L’incidence de la coqueluche au Canada a également diminué de façon spectaculaire après l’introduction du vaccin à cellules entières, mais elle a augmenté au cours de la dernière décennie (22,23), malgré une couverture vaccinale élevée chez les enfants de moins de sept ans. Au cours des années 1990, l’incidence annuelle moyenne était de 24/100 000 habitants pour les personnes âgées de 10 à 19 ans et de 2,7/100 000 habitants pour celles âgées de 20 ans ou plus. Trois études canadiennes ont estimé que le taux d’attaque secondaire de la coqueluche chez les adolescents et les adultes par contact domestique variait entre 11 % et 18 % pour les personnes âgées de 18 à 29 ans et entre 8 % et 33 % pour les personnes âgées de 30 ans ou plus (24-26). On a récemment estimé que 10 % à 25 % des adolescents et des adultes canadiens sont sensibles à la coqueluche (27). Ces résultats s’expliquent par l’affaiblissement de l’immunité chez ceux qui avaient reçu le vaccin à cellules entières pendant l’enfance, par une diminution de la population susceptible d’avoir acquis une infection naturelle avec une immunité plus durable, par des améliorations du diagnostic et de la surveillance, et par d’éventuelles modifications génétiques des souches actuelles par rapport aux souches de B pertussis à partir desquelles le vaccin original à cellules entières a été préparé.

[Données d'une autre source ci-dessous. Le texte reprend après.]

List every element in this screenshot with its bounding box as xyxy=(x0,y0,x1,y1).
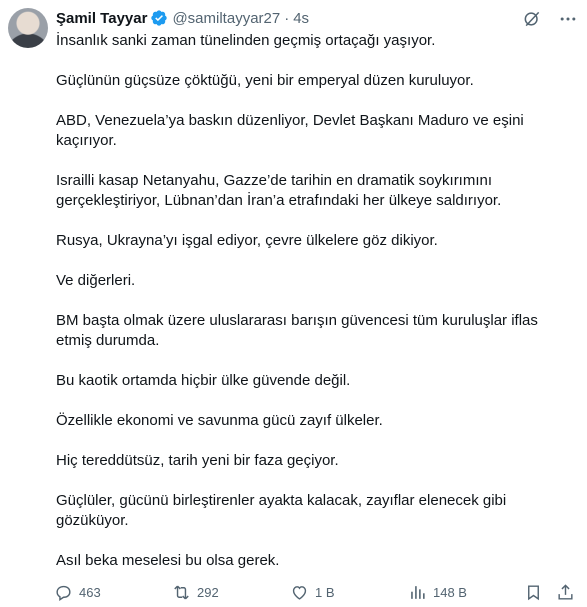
bookmark-icon xyxy=(528,584,539,600)
retweet-button[interactable]: 292 xyxy=(172,583,219,602)
tweet-paragraph: Rusya, Ukrayna’yı işgal ediyor, çevre ül… xyxy=(56,232,438,249)
tweet-text: İnsanlık sanki zaman tünelinden geçmiş o… xyxy=(56,31,561,591)
tweet-paragraph: Ve diğerleri. xyxy=(56,272,136,289)
reply-button[interactable]: 463 xyxy=(54,583,101,602)
like-button[interactable]: 1 B xyxy=(290,583,335,602)
verified-badge-icon xyxy=(150,9,168,27)
author-handle[interactable]: @samiltayyar27 xyxy=(172,10,280,27)
bookmark-button[interactable] xyxy=(524,583,543,602)
retweet-icon xyxy=(174,585,189,599)
views-icon xyxy=(411,585,425,599)
grok-icon[interactable] xyxy=(521,8,543,30)
share-button[interactable] xyxy=(556,583,575,602)
separator-dot: · xyxy=(284,9,290,27)
reply-count: 463 xyxy=(79,584,101,600)
tweet-paragraph: Hiç tereddütsüz, tarih yeni bir faza geç… xyxy=(56,452,339,469)
reply-icon xyxy=(56,585,71,601)
tweet-paragraph: Asıl beka meselesi bu olsa gerek. xyxy=(56,552,280,569)
views-count: 148 B xyxy=(433,584,467,600)
more-icon[interactable] xyxy=(557,8,579,30)
tweet: Şamil Tayyar @samiltayyar27 · 4s İnsanlı… xyxy=(0,0,587,607)
tweet-paragraph: Güçlünün güçsüze çöktüğü, yeni bir emper… xyxy=(56,72,474,89)
tweet-paragraph: İnsanlık sanki zaman tünelinden geçmiş o… xyxy=(56,32,436,49)
views-button[interactable]: 148 B xyxy=(408,583,467,602)
like-count: 1 B xyxy=(315,584,335,600)
tweet-paragraph: BM başta olmak üzere uluslararası barışı… xyxy=(56,312,538,349)
tweet-paragraph: Bu kaotik ortamda hiçbir ülke güvende de… xyxy=(56,372,351,389)
avatar[interactable] xyxy=(8,8,48,48)
author-name[interactable]: Şamil Tayyar xyxy=(56,10,147,27)
tweet-paragraph: Israilli kasap Netanyahu, Gazze’de tarih… xyxy=(56,172,502,209)
tweet-paragraph: ABD, Venezuela’ya baskın düzenliyor, Dev… xyxy=(56,112,524,149)
tweet-actions: 463 292 1 B 148 B xyxy=(54,580,579,604)
heart-icon xyxy=(292,585,307,600)
tweet-paragraph: Güçlüler, gücünü birleştirenler ayakta k… xyxy=(56,492,507,529)
tweet-top-actions xyxy=(521,8,579,30)
tweet-paragraph: Özellikle ekonomi ve savunma gücü zayıf … xyxy=(56,412,383,429)
share-icon xyxy=(558,583,573,600)
tweet-time[interactable]: 4s xyxy=(293,10,309,27)
retweet-count: 292 xyxy=(197,584,219,600)
tweet-header: Şamil Tayyar @samiltayyar27 · 4s xyxy=(56,7,309,29)
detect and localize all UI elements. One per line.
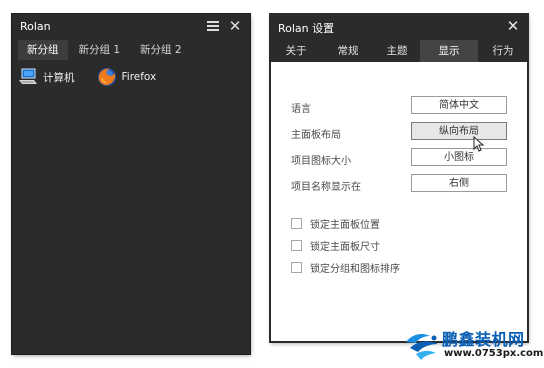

La recherche de vaccins moins réactogènes pour les nourrissons et les enfants a conduit au développement des vaccins anticoquelucheux acellulaires, qui contiennent une ou plusieurs protéines purifiées de l’organisme coquelucheux, y compris PT, FHA, pertactine et agglutinogènes fimbriaux. La sécurité et l’immunogénicité de ces préparations ont été initialement démontrées chez les adultes avant leur administration aux nourrissons et aux enfants (28-36). Ces études ont ouvert la voie à l’utilisation des vaccins acellulaires comme vaccination de rappel pour les enfants plus âgés et les adultes. Le Comité consultatif national de l’immunisation du Canada a récemment publié des recommandations pour l’utilisation chez l’adulte d’un vaccin acellulaire contre la coqueluche, qui est associé aux anatoxines tétanique et diphtérique (27). Ces recommandations ont été formulées en reconnaissant qu’il existe peu de données sur l’effet d’une dose de rappel d’une préparation acellulaire d’un vaccin anticoquelucheux sur l’épidémiologie de la coqueluche. Le vaccin combiné tétanos-diphtérie-coqueluche acellulaire, qui est le premier produit de ce type homologué au Canada, est actuellement recommandé pour remplacer la dose de rappel habituelle contre le tétanos-diphtérie chez les adultes et les adolescents de 12 ans et plus déjà immunisés. Le vaccin n’est pas recommandé pour une série primaire. L’objectif est de réduire la morbidité et la mortalité associées à l’infection par la coqueluche au Canada. Un débat intéressant consiste à savoir si le nouveau vaccin combiné devrait être offert universellement aux adultes à des intervalles de 10 ans, ce qui pourrait réduire le réservoir de portage chez les adultes et la transmission aux nourrissons et aux enfants, ou si des programmes sélectifs ciblés (travailleurs de garderie, travailleurs de la santé) seraient plus rentables. Au fur et à mesure de l’apparition de nouvelles données, les réponses à ces questions devraient être disponibles pour orienter les décideurs politiques sur les meilleures options à l’échelle de la population. Quelle que soit la ligne de conduite adoptée, l’augmentation de l’incidence de la coqueluche constatée au cours des deux dernières décennies a moins de chances de se poursuivre et, espérons-le, il n’y aura pas de nouvelles apparitions dans la littérature médicale de la « Pete de la coqueluche ».